Olhei para o lado e vi uma garota com olhos grandes e castanhos, cabelos enrolados presos em um rabo de cavalo bagunçado. Ela sorriu, mostrando dentes brancos.
- Sim, cheguei ontem - respondi, tentando parecer confiante.
- Eu me chamo Júlia - ela disse, estendendo a mão. - Trabalho numa empresa aqui perto, cuidando da limpeza. É puxado, mas paga as contas.
Apertamos as mãos, e algo no jeito dela me fez sentir menos sozinha.
- Eu estou procurando emprego - falei baixo, olhando para o pão, meio envergonhada.
- Então você teve sorte - Júlia falou com um brilho nos olhos. - Na empresa onde eu trabalho, estão precisando de gente. Faxineira, sabe? Aquela vaga que ninguém quer, mas que é importante demais.
- Onde é essa empresa? - perguntei, erguendo o rosto.
- É o prédio grande na Avenida Álvares Cabral, perto do centro.
Lá dentro é um luxo, menina, você nem imagina. Tem gente de terno pra tudo quanto é lado, e o cheiro de café é daqueles caros, que só quem vive nesse mundo conhece.
Meu coração bateu forte. Um prédio tão chique parecia um sonho distante, mas também uma chance real.
- Você acha que eu conseguiria? - perguntei, meio sem esperança.
- Claro! - Júlia disse com firmeza. - E eles estão precisando urgente. Se quiser, posso te levar lá hoje.
- Sério? - perguntei, surpresa.
- Sério! - ela riu. - Você vai ver que não é tão assustador quanto parece.
O céu estava azul claro, e o sol iluminava as fachadas das lojas e prédios. Conforme nos aproximávamos do endereço, eu sentia o peso da insegurança apertando meu peito. Tudo ali era tão diferente do orfanato, da pousada e da pequena cidade onde cresci.
Quando chegamos, fiquei impressionada. O prédio era alto, imponente, e as paredes de vidro refletiam o céu, as árvores e as pessoas passando apressadas. A porta automática se abriu com um sussurro quando nos aproximamos.

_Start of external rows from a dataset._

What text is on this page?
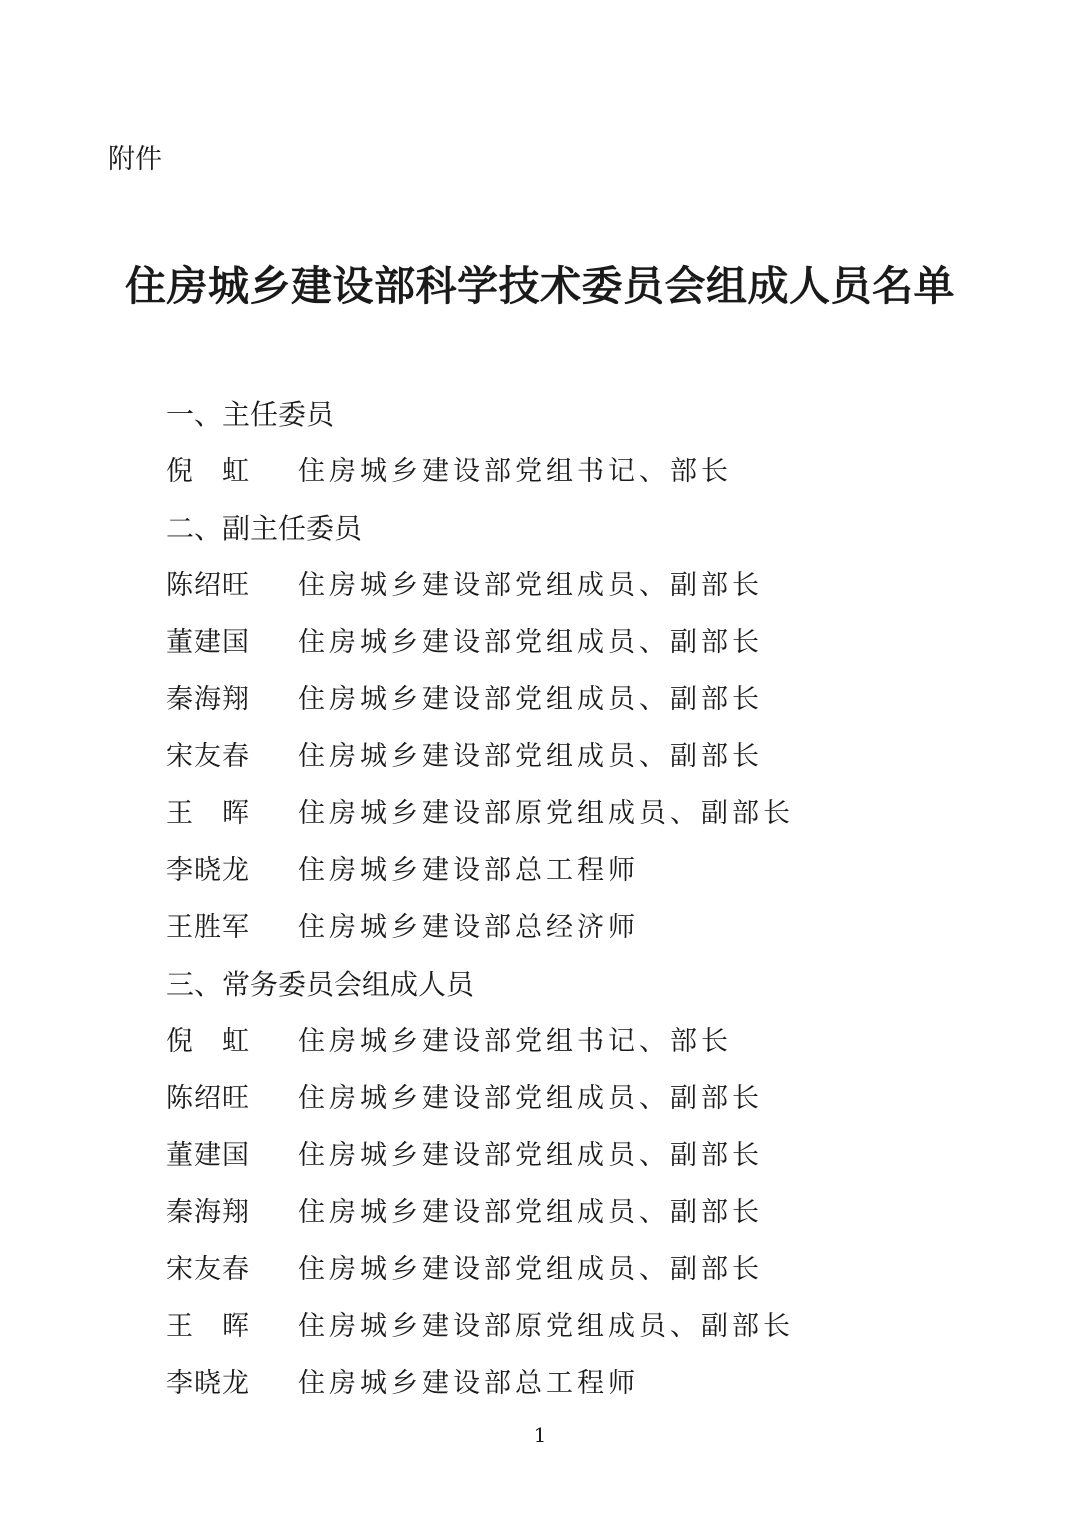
附件

住房城乡建设部科学技术委员会组成人员名单
一、主任委员
倪　虹	住房城乡建设部党组书记、部长
二、副主任委员
陈绍旺	住房城乡建设部党组成员、副部长
董建国	住房城乡建设部党组成员、副部长
秦海翔	住房城乡建设部党组成员、副部长
宋友春	住房城乡建设部党组成员、副部长
王　晖	住房城乡建设部原党组成员、副部长
李晓龙	住房城乡建设部总工程师
王胜军	住房城乡建设部总经济师
三、常务委员会组成人员
倪　虹	住房城乡建设部党组书记、部长
陈绍旺	住房城乡建设部党组成员、副部长
董建国	住房城乡建设部党组成员、副部长
秦海翔	住房城乡建设部党组成员、副部长
宋友春	住房城乡建设部党组成员、副部长
王　晖	住房城乡建设部原党组成员、副部长
李晓龙	住房城乡建设部总工程师

1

- Respira fundo - Júlia falou, segurando meu braço. - Você vai ver que é só mais um lugar pra trabalhar.
Entramos no saguão amplo, com piso de mármore brilhante, vasos com plantas gigantes e sofás de couro que pareciam de outro mundo. O som dos passos ecoava pelo espaço, misturado com conversas baixas e o toque constante de teclados.
- Onde você vai? - uma mulher de salto alto perguntou, olhando para Júlia com um sorriso frio.
- Trouxe uma amiga para a entrevista - Júlia respondeu, me apertando o braço para eu seguir.
Fomos até o escritório da gerente de RH, uma mulher elegante com cabelos presos em coque e óculos modernos.
- Boa tarde - Júlia falou, confiante. - Esta é a Lua, ela quer a vaga de faxineira.
A gerente me olhou de cima a baixo, e notei seu olhar avaliando cada detalhe: minha roupa simples, minhas mãos ásperas, meus olhos que não escondiam a mistura de medo e esperança.
- Precisamos de alguém para começar imediatamente - ela disse, abrindo uma pasta no computador. - Você tem experiência?
- Tenho - respondi, tentando controlar a voz trêmula. - No orfanato eu ajudava a limpar... tudo.
Ela digitou algo, depois olhou para Júlia, que sorriu afirmativamente.
- Tudo bem - disse a gerente. - Você está contratada. Amanhã começa às sete da manhã. É um trabalho duro, mas se dedicar, pode crescer na empresa.
Meu corpo estremeceu, e uma mistura de alívio e ansiedade me invadiu.
- Muito obrigada - consegui dizer.
- Amanhã, tudo vai mudar - pensei, fechando os olhos.
Saímos do escritório e eu mal podia acreditar no que tinha acabado de acontecer. Estava ali, num dos prédios mais importantes da cidade, pronta para começar uma nova vida.